No entanto, essa conduta reta só é possível quando, desde criança, aprende-se a "devolver o peixe à água".
 
Hoje, a palavra de ordem de profissionais e empresas está centrada na ética. No entanto, é preciso perceber que há uma enorme distância entre o discurso e a realidade.
 
Alguns anos atrás, a diretriz era a tão sonhada parceria, mas era nítido que não havia a relação de ganha-ganha, pois sempre havia uma das partes querendo "se dar bem", pensando apenas no seu lado.
 
Depois passamos pela fase do comprometimento, onde todos diziam estar envolvidos com o crescimento e sucesso do negócio. Mas também era uma expressão utilizada apenas "da boca prá fora", pois quando era necessário provar esse compromisso, sempre havia uma desculpa.
 
A ética é um valor moral que está dentro de cada um de nós. Logicamente, ela pode ser aprendida mesmo depois de termos uma personalidade formada. Seria como uma renovação. Afinal, embora tenhamos nossos próprios valores, eles são constantemente renovados, sempre em busca de melhorias, agregando cada vez mais idéias e aprendizagens positivas.
 
No ser humano é possível verificar uma distância entre sua existência e a sua essência, entre o que ele é e entre o que ele deve ser. A flor é perfeitamente flor, desde botão evolui para realizar sua essência de flor. O homem, quando nasce, traz em si uma imensa ambigüidade, ou melhor dizendo, plurivalência: poderá ser um sábio ou um ignorante, um santo ou um viciado, um herói ou um bandido.
 
Daí se induz que o homem, qualquer que seja o seu fim, deve superar por si mesmo a distância entre sua existência e sua essência, não em virtude de determinismos de forças físicas e ambientais ou convenções sociais, mas livremente pelo exercício de sua responsabilidade e de seus valores.
 
Passados esses momentos filosofais, a intenção destas palavras está em mostrar quão distantes estão pensamentos de ações.
 
Nossos valores éticos e morais não precisam ser mostrados.
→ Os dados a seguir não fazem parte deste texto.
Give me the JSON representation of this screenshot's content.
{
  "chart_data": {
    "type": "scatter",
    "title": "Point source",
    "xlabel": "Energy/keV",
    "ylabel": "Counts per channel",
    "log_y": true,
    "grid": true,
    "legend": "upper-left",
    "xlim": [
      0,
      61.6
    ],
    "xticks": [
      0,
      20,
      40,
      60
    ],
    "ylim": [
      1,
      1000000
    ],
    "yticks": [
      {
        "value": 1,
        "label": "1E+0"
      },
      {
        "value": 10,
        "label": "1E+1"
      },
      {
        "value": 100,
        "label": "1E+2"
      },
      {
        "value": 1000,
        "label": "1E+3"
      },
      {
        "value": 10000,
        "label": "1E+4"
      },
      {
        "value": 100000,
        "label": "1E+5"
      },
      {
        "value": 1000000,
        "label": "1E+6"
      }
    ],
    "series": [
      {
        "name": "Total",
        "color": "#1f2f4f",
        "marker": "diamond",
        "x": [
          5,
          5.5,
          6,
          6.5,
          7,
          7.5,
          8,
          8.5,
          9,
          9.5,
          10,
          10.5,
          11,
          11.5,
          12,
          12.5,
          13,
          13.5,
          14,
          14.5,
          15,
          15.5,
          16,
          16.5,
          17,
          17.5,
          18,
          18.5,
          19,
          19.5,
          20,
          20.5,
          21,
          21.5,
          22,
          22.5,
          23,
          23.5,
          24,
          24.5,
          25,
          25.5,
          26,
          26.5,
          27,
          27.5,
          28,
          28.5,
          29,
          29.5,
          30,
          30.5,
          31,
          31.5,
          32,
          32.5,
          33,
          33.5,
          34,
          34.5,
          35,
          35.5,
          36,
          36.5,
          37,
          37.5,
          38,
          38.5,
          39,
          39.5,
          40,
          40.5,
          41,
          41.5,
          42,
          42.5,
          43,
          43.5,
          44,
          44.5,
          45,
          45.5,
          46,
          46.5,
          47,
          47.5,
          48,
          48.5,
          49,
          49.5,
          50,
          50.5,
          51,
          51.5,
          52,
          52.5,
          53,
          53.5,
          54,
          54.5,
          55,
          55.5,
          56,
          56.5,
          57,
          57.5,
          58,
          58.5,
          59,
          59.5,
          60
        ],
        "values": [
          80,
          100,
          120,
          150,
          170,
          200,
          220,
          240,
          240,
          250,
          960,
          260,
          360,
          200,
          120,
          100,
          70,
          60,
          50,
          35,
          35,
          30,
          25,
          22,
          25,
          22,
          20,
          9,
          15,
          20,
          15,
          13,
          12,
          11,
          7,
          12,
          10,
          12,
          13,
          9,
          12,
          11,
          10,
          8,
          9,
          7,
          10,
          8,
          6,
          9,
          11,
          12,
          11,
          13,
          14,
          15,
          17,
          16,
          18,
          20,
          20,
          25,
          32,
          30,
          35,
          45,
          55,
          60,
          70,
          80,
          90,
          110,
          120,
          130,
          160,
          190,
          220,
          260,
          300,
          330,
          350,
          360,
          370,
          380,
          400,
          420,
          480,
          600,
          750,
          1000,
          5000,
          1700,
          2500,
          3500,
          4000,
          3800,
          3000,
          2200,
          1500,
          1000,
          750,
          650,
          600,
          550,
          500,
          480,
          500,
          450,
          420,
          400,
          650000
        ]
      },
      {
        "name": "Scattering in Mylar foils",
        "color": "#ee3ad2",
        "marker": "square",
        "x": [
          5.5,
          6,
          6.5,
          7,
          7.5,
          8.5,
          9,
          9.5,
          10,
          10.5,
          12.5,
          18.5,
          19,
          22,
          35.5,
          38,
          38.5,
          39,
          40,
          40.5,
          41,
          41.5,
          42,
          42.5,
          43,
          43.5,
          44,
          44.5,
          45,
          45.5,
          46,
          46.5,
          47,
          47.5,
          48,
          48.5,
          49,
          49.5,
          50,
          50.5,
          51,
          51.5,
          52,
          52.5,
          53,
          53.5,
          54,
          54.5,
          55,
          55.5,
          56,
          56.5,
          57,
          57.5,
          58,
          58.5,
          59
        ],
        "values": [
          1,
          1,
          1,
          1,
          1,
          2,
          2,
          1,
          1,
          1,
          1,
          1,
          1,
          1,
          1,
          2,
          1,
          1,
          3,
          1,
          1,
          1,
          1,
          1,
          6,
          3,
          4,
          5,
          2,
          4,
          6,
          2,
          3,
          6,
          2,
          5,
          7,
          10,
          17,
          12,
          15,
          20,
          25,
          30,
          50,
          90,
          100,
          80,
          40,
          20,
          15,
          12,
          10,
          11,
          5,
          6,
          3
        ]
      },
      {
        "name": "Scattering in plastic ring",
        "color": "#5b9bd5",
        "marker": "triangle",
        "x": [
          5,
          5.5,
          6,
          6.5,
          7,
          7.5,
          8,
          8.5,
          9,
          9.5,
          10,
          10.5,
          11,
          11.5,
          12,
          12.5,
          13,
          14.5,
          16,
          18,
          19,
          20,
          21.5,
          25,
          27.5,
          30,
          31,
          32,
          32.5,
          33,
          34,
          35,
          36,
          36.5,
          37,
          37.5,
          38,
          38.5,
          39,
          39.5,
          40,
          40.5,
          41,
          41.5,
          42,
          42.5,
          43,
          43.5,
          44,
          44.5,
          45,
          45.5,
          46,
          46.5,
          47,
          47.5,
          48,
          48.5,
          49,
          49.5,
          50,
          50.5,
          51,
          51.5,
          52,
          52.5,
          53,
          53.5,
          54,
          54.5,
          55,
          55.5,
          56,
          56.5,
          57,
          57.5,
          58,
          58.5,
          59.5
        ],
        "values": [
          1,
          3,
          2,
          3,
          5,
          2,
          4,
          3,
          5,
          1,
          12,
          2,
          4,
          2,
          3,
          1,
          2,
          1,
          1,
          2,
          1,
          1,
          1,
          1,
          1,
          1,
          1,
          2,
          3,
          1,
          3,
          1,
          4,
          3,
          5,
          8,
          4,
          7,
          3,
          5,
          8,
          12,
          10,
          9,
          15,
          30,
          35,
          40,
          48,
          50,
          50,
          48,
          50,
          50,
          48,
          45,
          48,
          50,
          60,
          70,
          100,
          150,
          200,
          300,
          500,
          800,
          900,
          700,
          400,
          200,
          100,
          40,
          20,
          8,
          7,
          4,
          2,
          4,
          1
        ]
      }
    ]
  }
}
Eles são percebidos através de nossos atos e omissões.
 
Não é preciso dizer, por exemplo, que uma empresa atua com postura ética e transparência. Mas, caso ela o faça pautada nessas diretrizes, seus fornecedores, clientes e parceiros irão perceber esses valores, podendo até diferenciá-la das demais por esses motivos.
 
Assim, está na hora de verificarmos se nossas atitudes estão realmente de acordo com os valores éticos e morais.
 
Fazer o que é correto é simples. Caso você não esteja seguro, pergunte-se: "Como estas ações seriam vistas se publicadas na primeira página do jornal que os meus pais lêem?"
 
 
"Consciência é a voz interior a nos advertir que alguém talvez esteja olhando".